Shazam è senza dubbio la migliore app per iPhone (per lo più gratuita) ed infatti è stata eletta migliore app dello Store del 2008 (http://bestappever.com/awards/2008/bapp)… e pensare che c’è ancora chi si lagna sulle novità dell’ultimo Macworld ;)

Francesco scrive,

gennaio 14, 2009 @ 11:18

Questa cosa è fantastica anche se da sempre mi batto contro la politica del singolo, lo so lo so, sono giurassico, ma mi piace pensare che un disco sia concepito per essere ascoltato tutto intero.

Però ammetto che nessuno lo fa più, sono i produttori ad incoraggiare il singolo e comunque la cultura che passa dai media, alle “nuove generazioni” è proprio questa.

Vabbè, considerazioni nostalgiche a parte, trovo Shazam mostruoso, ma continuo a tifare per il sistema “intelligente” di Last.Fm :)

Gran bel post

Marco scrive,

gennaio 14, 2009 @ 12:53

Grazie, Francesco. :)

Non mi sento di dire che Shazam sia un’alternativa a Last.fm.
E tanto meno il viceversa.

Per quello che concerne il singolo, essendo cresciuto a pane e vinile, pure io sento questo tipo di nostalgia; però c’è da dire che una volta il disco era prodotto per essere un’unica entità, un racconto, dove i singoli brani erano dei capitoli dello stesso. Quasi quasi non si riusciva a carpire il vero messaggio del disco se non ascoltandolo nella sua interezza; i dischi di un tempo raccontavano generazioni attraverso fatti e sentimenti…ascoltarne solo un pezzo sarebbe come dire che Woodstock è solo una cittadina degli Stati Uniti (grazie a Gianmaria per la correzione). :)

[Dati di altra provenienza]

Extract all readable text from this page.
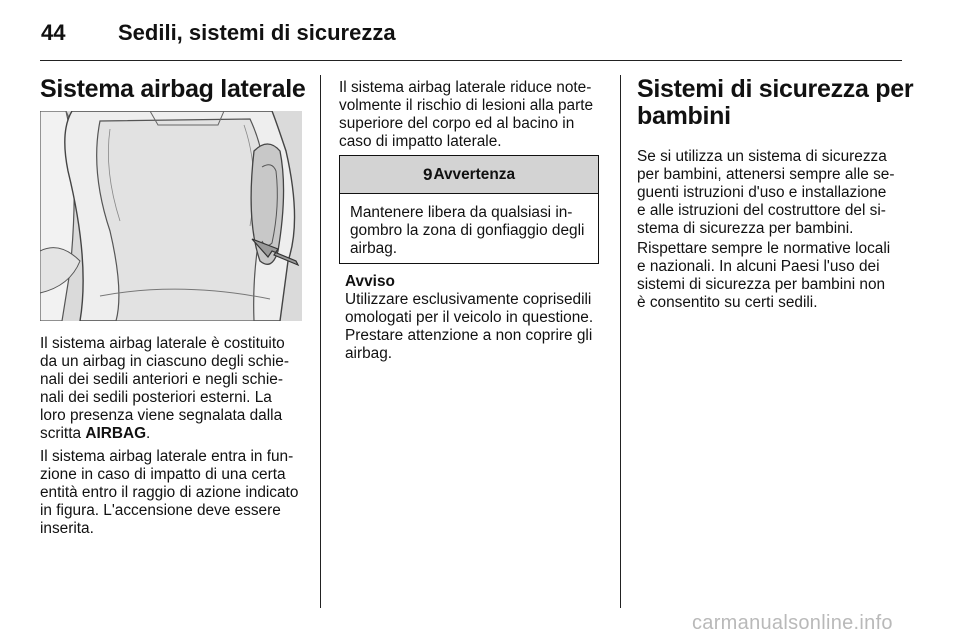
44 Sedili, sistemi di sicurezza
Sistema airbag laterale
Il sistema airbag laterale è costituito
da un airbag in ciascuno degli schie-
nali dei sedili anteriori e negli schie-
nali dei sedili posteriori esterni. La
loro presenza viene segnalata dalla
scritta AIRBAG.
Il sistema airbag laterale entra in fun-
zione in caso di impatto di una certa
entità entro il raggio di azione indicato
in figura. L'accensione deve essere
inserita.
Il sistema airbag laterale riduce note-
volmente il rischio di lesioni alla parte
superiore del corpo ed al bacino in
caso di impatto laterale.
9 Avvertenza
Mantenere libera da qualsiasi in-
gombro la zona di gonfiaggio degli
airbag.
Avviso
Utilizzare esclusivamente coprisedili
omologati per il veicolo in questione.
Prestare attenzione a non coprire gli
airbag.
Sistemi di sicurezza per
bambini
Se si utilizza un sistema di sicurezza
per bambini, attenersi sempre alle se-
guenti istruzioni d'uso e installazione
e alle istruzioni del costruttore del si-
stema di sicurezza per bambini.
Rispettare sempre le normative locali
e nazionali. In alcuni Paesi l'uso dei
sistemi di sicurezza per bambini non
è consentito su certi sedili.
carmanualsonline.info
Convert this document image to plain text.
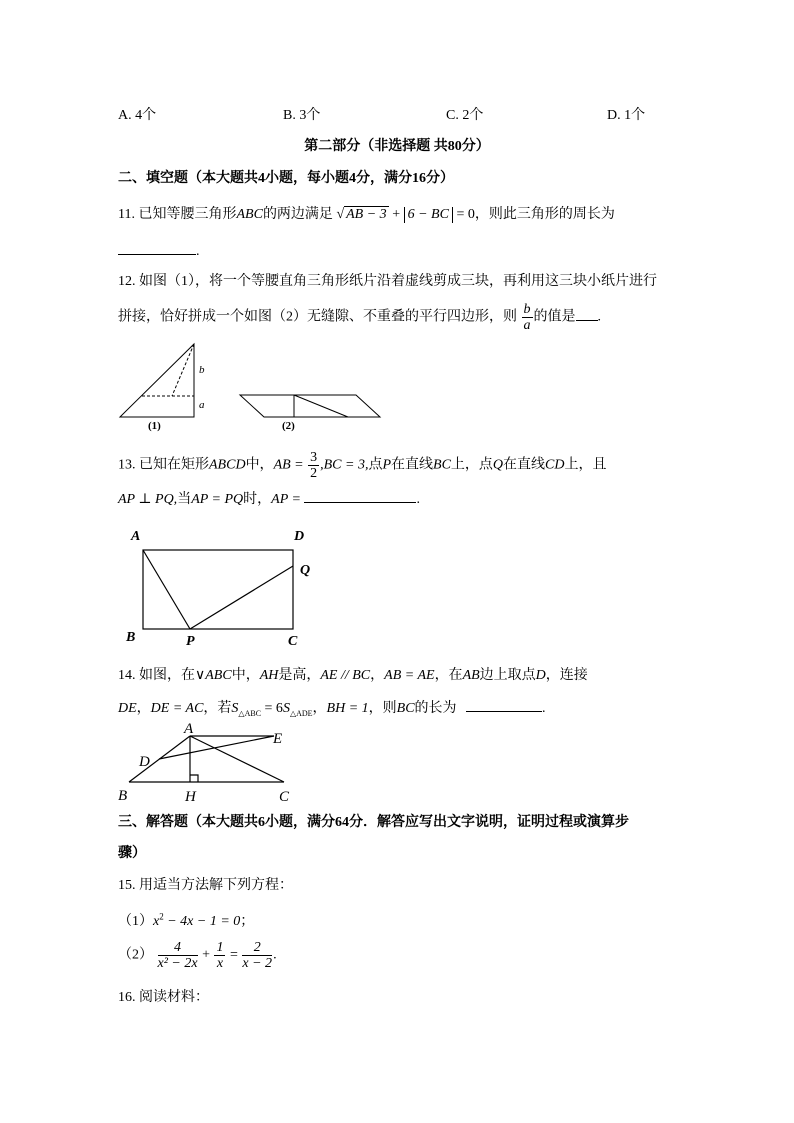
A. 4个	B. 3个	C. 2个	D. 1个
第二部分（非选择题 共80分）
二、填空题（本大题共4小题，每小题4分，满分16分）
11. 已知等腰三角形ABC的两边满足 √ AB − 3 + 6 − BC = 0，则此三角形的周长为
.
12. 如图（1），将一个等腰直角三角形纸片沿着虚线剪成三块，再利用这三块小纸片进行
拼接，恰好拼成一个如图（2）无缝隙、不重叠的平行四边形，则 $\frac{b}{a}$ 的值是 .
b
a
(1)	(2)
13. 已知在矩形ABCD中，AB = $\frac{3}{2} ,BC = 3$,点P在直线BC上，点Q在直线CD上，且
AP ⊥ PQ,当AP = PQ时，AP =	.
A	D
Q
B	P	C
14. 如图，在∨ABC中，AH是高，AE // BC，AB = AE，在AB边上取点D，连接
DE，DE = AC，若$S_{\triangle ABC} = 6S_{\triangle ADE}$，BH = 1，则BC的长为	.
A
E
D
B	H	C
三、解答题（本大题共6小题，满分64分．解答应写出文字说明，证明过程或演算步
骤）
15. 用适当方法解下列方程：
$(1)x^2 - 4x - 1 = 0$；
$(2) \frac{4}{\text{x² − 2x}} + \frac{1}{x} = \frac{2}{x - 2}$ .
16. 阅读材料：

Oggi non è più così; la musica è cambiata e, lasciamelo dire, non ci sono più gli artisti di una volta. Oggi i produttori spingono per il singolo perchè l’artista di turno, purtroppo, non ha una preparazione sufficiente per andare oltre il singolo stesso e quindi cercano di massimizzare il poco che si ritrovano in mano.

E’ un peccato.
La musica era un’arte; ora è un’industria. Con tutto quello che ne deriva.

Gianmaria scrive,

gennaio 19, 2009 @ 15:45

Ciao Marco, leggo quando posso il blog… ci sono post decisamente interessanti!
… lasciami dire che la musica è ancora un’arte e che ci sono parecchi dischi che vanno ancora ascoltati nella loro interezza… basta saper cercare e scegliere, soprattutto non basandosi su quello che ci propinano i mass media… :D

Certamente per molti aspetti l’industria la fa da padrone, ma succede lo stesso con l’editoria o con il cinema, ma fare film e scrivere libri rimane un’arte… poi dipende cosa si legge e si guarda.

Un scoperta dell’ultima settimana:
- Esperanza Spalding – Junjo (23 anni) :) ) http://www.myspace.com/esperanzaspalding

PS Woodstock è nello stato di NY (http://it.wikipedia.org/wiki/Festival_di_Woodstock)

Marco scrive,

gennaio 19, 2009 @ 15:51

@Gianmaria

Che piacere rivederti qui. :)
Mi piace la tua frase [...]fare film e scrivere libri rimane un’arte… poi dipende cosa si legge e si guarda.[...].
La quoto in toto.

P.S. Grazie per l’indicazione: correggo subito!